NINGÚN MAGO TIRARÍA SU CAYADO -señaló la Muerte-. EL LAZO QUE LOS UNE ES DEMASIADO FUERTE.
- Pero debes reconocer que es posible.
La Muerte pareció valorar la posibilidad. No estaba acostumbrada a oír la palabra "debes", pero al final asintió.
DE ACUERDO -accedió.
- ¿Te parece suficiente con esa pequeña posibilidad?
A NIVEL MOLECULAR, SÍ.
Superudito se relajó un poco.
- La verdad, no me arrepiento -dijo con voz casi normal-. Volvería a hacerlo. Los niños son nuestra esperanza para el futuro.
NO HAY ESPERANZA PARA EL FUTURO -dijo la Muerte.
- ¿Y qué hay en el futuro?
YO.
- ¡Aparte de ti!
La Muerte le miró, asombrada.
¿CÓMO DICES?
La tormenta alcanzó su aullante clímax sobre ellos. Una gaviota pasó volando.
- Quiero decir -insistió Superudito, con amargura-, ¿qué hay en el mundo que merezca la pena vivir en el intervalo?
La Muerte meditó sobre el asunto.
GATOS -dijo al final-. LOS GATOS SON MUY BONITOS.
- ¡Maldita seas!
NO ERES EL PRIMERO QUE EXPRESA TAL DESEO -asintió la Muerte, sin rencor.
- ¿Cuánto tiempo me queda?
La Muerte se sacó un gran reloj de arena de entre los secretos escondrijos de su túnica. Las dos partes del reloj estaban unidas por barras negras y doradas, y casi toda la arena se encontraba ya en la de abajo.
OH, UNOS NUEVE SEGUNDOS.
Superudito se irguió en toda su aún impresionante estatura, y extendió hacia el niño el brillante cayado metálico. Una mano semejante a un cangrenjito rosado salió de entre los pliegues de la manta y lo cogió.
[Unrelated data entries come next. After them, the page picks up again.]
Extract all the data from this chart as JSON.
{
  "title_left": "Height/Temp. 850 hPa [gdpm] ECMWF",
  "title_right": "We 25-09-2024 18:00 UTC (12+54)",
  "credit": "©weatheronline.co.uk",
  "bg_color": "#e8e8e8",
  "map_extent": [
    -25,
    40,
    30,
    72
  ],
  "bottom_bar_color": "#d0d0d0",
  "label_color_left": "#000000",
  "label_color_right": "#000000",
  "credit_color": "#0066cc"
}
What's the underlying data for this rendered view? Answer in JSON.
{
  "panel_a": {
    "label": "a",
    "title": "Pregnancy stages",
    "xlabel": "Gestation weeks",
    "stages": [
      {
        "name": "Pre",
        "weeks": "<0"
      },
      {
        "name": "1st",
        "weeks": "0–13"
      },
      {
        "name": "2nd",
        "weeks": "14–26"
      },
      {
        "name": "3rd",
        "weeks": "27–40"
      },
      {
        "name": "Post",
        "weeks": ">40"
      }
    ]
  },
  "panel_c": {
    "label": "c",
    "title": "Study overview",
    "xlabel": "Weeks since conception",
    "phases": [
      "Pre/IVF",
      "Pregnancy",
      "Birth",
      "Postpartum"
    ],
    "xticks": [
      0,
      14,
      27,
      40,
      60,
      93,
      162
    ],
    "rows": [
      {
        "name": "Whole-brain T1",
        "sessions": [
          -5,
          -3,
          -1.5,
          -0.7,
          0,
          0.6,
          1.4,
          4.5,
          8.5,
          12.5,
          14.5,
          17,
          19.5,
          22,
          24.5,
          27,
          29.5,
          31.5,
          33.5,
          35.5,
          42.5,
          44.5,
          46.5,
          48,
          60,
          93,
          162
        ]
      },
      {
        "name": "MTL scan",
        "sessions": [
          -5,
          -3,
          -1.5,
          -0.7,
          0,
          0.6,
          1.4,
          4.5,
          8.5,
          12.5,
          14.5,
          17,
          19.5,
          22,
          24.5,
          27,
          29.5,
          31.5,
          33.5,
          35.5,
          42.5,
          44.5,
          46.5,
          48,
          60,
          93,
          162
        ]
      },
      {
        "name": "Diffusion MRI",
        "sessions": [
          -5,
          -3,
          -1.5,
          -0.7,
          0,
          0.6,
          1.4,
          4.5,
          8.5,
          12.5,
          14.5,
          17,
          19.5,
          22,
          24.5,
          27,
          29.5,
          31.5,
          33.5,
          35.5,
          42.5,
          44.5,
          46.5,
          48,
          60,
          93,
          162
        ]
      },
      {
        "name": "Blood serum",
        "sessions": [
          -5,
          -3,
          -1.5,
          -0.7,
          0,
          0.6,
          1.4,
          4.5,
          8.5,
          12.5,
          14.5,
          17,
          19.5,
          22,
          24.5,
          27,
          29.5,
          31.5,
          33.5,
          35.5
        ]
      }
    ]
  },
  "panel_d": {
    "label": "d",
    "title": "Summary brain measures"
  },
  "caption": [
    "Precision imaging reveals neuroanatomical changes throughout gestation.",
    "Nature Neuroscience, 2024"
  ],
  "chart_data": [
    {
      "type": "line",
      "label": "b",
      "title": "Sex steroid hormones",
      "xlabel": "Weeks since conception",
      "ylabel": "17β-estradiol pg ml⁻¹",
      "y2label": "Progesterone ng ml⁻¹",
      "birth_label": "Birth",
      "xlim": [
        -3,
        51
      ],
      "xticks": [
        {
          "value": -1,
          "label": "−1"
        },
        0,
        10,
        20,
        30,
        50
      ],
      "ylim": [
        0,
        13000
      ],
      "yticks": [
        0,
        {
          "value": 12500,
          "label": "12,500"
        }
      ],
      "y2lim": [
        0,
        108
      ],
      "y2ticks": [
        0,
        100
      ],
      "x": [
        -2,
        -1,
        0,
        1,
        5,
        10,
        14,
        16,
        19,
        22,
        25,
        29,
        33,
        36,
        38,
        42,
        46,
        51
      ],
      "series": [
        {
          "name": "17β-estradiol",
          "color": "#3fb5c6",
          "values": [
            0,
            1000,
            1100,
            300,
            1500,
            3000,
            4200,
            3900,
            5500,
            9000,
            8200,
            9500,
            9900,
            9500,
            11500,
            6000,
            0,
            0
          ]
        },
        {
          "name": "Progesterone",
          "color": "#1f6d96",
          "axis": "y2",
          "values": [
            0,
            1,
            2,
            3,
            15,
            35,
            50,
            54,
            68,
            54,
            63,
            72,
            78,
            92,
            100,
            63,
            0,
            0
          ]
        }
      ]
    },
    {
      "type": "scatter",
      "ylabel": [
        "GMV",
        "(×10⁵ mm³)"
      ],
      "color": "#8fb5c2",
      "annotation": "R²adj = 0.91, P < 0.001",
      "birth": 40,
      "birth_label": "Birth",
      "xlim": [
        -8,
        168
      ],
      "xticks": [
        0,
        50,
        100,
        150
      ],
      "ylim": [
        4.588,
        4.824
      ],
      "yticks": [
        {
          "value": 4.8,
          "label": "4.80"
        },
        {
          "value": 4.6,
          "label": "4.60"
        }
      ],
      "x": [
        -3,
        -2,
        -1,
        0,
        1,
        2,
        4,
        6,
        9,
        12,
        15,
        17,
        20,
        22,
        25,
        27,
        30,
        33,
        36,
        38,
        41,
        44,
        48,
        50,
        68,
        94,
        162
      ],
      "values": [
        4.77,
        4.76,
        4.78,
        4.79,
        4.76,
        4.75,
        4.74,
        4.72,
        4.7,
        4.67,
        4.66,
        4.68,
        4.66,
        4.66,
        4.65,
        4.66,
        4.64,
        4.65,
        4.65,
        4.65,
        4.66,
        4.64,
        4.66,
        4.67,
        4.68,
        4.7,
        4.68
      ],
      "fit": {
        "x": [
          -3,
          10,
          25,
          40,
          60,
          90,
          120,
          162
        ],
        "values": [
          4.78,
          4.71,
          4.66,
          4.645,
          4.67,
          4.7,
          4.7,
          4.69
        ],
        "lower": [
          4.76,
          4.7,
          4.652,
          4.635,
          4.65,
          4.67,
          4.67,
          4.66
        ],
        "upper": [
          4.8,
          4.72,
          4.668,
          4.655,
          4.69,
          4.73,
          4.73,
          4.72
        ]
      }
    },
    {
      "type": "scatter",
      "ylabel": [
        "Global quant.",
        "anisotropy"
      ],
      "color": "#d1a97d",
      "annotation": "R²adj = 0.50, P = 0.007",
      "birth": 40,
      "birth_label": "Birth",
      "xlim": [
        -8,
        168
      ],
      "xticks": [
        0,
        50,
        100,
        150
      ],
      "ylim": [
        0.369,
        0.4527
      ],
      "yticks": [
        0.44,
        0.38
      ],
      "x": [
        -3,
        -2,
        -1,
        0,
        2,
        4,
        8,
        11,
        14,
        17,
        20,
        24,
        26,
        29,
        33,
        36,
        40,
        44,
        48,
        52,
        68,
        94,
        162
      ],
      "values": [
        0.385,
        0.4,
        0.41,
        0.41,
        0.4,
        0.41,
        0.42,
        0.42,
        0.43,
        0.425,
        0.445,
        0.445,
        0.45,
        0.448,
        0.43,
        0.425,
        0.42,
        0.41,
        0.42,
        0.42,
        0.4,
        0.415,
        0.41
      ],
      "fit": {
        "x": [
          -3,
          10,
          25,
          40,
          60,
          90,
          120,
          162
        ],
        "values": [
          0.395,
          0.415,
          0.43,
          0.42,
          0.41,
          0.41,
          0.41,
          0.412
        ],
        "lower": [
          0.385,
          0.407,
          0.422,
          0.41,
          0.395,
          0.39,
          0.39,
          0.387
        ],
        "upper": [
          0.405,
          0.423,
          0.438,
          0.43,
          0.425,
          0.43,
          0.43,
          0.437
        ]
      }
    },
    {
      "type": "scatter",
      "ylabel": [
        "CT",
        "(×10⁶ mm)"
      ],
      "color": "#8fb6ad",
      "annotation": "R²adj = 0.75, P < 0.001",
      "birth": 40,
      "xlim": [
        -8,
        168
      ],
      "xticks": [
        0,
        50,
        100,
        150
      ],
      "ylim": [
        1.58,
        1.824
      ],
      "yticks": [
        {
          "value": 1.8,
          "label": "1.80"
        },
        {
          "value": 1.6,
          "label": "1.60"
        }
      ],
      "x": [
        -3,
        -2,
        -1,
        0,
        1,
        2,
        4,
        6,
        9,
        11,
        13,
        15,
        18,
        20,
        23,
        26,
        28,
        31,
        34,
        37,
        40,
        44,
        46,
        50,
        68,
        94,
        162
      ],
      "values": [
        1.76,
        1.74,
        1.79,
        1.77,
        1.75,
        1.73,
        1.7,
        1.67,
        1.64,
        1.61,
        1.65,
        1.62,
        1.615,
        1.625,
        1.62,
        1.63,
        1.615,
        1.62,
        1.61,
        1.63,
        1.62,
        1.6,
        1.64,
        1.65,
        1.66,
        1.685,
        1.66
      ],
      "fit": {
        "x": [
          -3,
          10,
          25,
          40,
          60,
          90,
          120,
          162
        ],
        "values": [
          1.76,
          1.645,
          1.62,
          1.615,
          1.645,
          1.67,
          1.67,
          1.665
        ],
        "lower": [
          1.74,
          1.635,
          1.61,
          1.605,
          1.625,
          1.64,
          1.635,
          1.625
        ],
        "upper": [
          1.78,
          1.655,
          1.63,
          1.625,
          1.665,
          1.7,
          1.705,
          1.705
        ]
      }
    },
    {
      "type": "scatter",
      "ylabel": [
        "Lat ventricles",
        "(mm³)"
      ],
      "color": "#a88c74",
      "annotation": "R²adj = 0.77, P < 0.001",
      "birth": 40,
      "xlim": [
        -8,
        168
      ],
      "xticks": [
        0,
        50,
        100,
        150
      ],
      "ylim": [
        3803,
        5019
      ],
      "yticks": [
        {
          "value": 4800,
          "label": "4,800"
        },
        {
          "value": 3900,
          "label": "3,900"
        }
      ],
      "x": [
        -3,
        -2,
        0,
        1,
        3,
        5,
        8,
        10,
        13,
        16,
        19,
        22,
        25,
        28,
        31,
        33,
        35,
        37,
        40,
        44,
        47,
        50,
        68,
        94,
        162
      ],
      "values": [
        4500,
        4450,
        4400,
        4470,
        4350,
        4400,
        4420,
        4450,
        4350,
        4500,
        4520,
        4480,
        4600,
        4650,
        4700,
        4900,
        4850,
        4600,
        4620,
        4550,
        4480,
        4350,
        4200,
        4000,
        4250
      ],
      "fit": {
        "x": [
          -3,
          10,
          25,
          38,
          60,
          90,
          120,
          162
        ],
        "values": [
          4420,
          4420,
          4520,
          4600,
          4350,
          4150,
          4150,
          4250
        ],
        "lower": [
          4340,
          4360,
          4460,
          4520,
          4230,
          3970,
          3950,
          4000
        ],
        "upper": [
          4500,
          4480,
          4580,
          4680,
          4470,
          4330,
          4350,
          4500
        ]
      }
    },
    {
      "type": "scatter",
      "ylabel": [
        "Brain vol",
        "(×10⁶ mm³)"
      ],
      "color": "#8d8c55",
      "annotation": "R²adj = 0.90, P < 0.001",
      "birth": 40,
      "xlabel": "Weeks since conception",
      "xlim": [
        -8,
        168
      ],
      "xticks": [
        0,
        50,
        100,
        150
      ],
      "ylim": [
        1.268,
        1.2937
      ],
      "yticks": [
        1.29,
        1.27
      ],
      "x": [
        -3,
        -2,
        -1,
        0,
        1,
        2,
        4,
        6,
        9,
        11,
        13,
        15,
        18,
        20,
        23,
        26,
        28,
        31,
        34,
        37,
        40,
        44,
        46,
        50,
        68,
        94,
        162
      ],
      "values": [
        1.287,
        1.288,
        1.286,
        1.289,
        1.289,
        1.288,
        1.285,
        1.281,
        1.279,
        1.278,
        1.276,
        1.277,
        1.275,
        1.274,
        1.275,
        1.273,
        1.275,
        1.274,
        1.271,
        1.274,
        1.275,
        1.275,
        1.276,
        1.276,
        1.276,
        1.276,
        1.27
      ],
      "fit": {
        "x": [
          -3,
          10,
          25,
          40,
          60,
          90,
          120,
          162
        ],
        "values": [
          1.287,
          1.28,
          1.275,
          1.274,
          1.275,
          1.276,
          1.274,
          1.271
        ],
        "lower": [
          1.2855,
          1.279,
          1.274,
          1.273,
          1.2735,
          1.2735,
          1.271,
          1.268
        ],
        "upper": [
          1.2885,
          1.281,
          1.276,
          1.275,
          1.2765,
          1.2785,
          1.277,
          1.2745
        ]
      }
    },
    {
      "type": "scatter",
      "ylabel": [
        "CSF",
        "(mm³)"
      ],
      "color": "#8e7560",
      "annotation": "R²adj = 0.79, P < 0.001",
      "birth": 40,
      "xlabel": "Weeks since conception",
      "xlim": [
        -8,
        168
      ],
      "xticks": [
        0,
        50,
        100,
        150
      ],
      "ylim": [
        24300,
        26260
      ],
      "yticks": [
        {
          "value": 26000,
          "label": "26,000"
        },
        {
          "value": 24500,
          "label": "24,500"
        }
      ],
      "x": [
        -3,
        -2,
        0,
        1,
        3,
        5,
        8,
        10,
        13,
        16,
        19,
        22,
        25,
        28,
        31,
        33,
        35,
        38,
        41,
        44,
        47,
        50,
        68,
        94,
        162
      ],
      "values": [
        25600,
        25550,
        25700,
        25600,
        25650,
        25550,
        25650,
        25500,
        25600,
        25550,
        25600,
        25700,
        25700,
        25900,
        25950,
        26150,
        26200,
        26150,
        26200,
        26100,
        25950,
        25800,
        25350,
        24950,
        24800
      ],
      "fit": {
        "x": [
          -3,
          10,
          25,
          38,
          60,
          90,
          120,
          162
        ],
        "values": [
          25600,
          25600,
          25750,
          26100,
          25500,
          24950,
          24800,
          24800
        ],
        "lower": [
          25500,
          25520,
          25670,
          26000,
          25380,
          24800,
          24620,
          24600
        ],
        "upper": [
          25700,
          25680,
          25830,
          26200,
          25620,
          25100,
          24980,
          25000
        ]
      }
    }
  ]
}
- Entonces, deja que sea el primer y último mago en la historia del mundo en traspasar el cayado a su octavo hijo -dijo con voz lenta y sonora-. Y le ordeno que lo use para...
YO EN TU LUGAR ME DARÍA PRISA...
- ... para todo -se apresuró Superudito-, convirtiéndose en el más poderoso...
Un rayo centelleó en el corazón de la nube, acertó a Superudito en el sombrero puntiagudo, chisporroteó por su brazo, recorrió el cayado y alcanzó al niño.
El mago desapareció en un jirón de humo. El cayado despidió un brillo verde, luego blanco, al final un simple rojo vivo. El bebé sonrió en sueños.
Cuando murió el retumbar del trueno, la Muerte se agachó lentamente y recogió al niño, que abrió los ojos.